GLI SCRITTORI MORTI
Al culmine della disperazione, divorato da un’ansia insopportabile, iniziai a frequentare chiese e cimiteri, a dormire nelle bare dei morti, a cospargermi il volto della sabbia che producevano i loro corpi.
Potevo allora vedere e ascoltare dei mondi nuovi, immerso in una distesa di lapidi, oppure sotto le forme lunari delle absidi e dei rosoni infiniti. La voce dei morti, in quei momenti, come tipo anche adesso, risuonava allora intorno a me come una polvere, una foschia che si accosta gelida alle pareti del nostro cervello, il loro sussurro era l’unica cosa che mi interessava, perché solo i morti sono in grado di dire le cose chiaramente, sprovvisti di una lingua comune i morti accennano, parlano a simboli a enigmi, parlano un linguaggio che va oltre questa cosa rudimentale che ci hanno messo in bocca, finalmente, trascendono.
Bisognerebbe allora leggere solo scrittori morti, la morte nella sua assolutezza è capace infatti di rendere una parola importante, solo chi ci parla dal vuoto, dalla fine, dalla rovina, può dire qualcosa di un qualche valore. Quindi non mi ascoltate, lasciate perdere questa bocca scheletrica, questa faccia tinta da morto con la polvere che fanno i morti.
Lasciate invece che gli spettri prendano vita e forma in una caccia a qualcosa di immenso che è già stato arpionato, abbattuto, che già giace in qualche profondità a consumarsi vacuo, immenso e solo e immensamente solo, la sua carne che già inizia a mostrare le ossa bianche e splendenti, la pelle che si ritrae sconfitta, rosicchiata dal tempo che prima ci rende vermi e poi sabbia.
Dovreste rimanere sdraiati, ecco cosa consiglio, in un silenzio estatico come quello dei santi, non dovreste alzarvi mai più.
Invece si alzano, anche loro, guardate, escono dalla terra, lentamente, cercano ancora di affermare perché non si accorgono, ruzzolano, rotolano, provando formare a fermare, ancora vogliono essere, sussistere inutili, articolano con le loro lingue vermose le loro parole schifose, e ancora!
Perché cos’altro facciamo?
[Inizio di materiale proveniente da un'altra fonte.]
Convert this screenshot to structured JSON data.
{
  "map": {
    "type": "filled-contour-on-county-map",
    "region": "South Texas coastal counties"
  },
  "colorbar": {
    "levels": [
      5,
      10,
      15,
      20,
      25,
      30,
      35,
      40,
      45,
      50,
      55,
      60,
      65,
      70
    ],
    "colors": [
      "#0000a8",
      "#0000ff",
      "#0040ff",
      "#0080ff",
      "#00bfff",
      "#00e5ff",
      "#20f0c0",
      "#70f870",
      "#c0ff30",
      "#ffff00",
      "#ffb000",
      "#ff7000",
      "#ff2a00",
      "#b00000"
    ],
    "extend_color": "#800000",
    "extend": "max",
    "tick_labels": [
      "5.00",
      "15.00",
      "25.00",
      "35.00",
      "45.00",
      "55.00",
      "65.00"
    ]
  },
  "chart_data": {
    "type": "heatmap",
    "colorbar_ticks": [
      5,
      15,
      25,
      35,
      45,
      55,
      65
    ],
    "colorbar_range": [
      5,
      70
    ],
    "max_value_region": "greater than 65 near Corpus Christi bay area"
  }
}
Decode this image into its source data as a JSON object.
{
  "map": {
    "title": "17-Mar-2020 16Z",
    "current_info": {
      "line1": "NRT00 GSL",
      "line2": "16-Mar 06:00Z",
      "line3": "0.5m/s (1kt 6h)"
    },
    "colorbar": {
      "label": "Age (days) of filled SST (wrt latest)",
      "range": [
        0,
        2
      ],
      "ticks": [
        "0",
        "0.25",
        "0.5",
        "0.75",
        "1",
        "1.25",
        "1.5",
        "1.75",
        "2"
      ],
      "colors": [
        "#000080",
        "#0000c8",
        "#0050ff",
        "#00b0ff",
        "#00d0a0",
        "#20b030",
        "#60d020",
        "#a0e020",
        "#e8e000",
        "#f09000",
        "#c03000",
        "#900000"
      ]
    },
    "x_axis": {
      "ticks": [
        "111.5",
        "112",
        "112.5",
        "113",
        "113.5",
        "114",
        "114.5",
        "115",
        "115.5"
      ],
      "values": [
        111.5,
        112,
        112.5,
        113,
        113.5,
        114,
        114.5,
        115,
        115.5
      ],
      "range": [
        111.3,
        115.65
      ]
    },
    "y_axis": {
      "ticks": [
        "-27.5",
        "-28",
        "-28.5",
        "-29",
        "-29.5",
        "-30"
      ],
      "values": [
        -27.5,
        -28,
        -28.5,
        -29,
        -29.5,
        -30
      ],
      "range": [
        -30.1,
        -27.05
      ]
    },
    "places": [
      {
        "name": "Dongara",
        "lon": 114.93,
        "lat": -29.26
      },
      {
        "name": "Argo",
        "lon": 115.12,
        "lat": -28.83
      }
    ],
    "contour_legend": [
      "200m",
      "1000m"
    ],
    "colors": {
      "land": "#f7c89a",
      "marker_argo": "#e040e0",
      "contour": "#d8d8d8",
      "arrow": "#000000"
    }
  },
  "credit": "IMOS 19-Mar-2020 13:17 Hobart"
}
Cerchiamo di dire delle cose, di prendere una qualche importanza dentro al buio della testa, nelle profondità pineali e craniali, lo facciamo in maniera patetica e eroica, delle volte sembriamo immensi, pensiamo di volare, ci sembra di vibrare nel cielo fino ad azzannare anche le stelle, ma ci alziamo già gonfi come si gonfiano i morti, e ci accorgiamo che il gas che ci eleva è solo putrefazione batteri che danzano in un caos brulicante, e poi perdita, lutto, fino a che non cadiamo rovinosamente, sfracellandoci contro la terra come fanno delle volte i grandi astri gassosi oppure i più luridi degli asteroidi.
Delle volte allora, disegnandomi i segni della decadenza con le dita sulle guance, sugli occhi, penso che la morte sia una specie di malattia, oppure una beffa, una grande beffa messa in piedi per umiliarci, una barzelletta che non finisce mai, che fa schifo, ribrezzo che umilia e fa piangere e urlare e allora seguitemi!
Mettetevi in faccia le vostre facce da spettro e da scheletro, le dentiere di gomma con i denti affilati, e poi le bende e le corna e le code, oppure i teli bianchissimi con i buchi rotondi, e allora scendete con me, andiamole incontro con il coltello tra i denti, non lasciate che vi spaventi, non lasciate che vi faccia arretrare, arretrano i cani, i codardi, voi andatele incontro con il torace spalancato, il cuore disperato, nudo, che batte immenso come un funereo tamburo da guerra.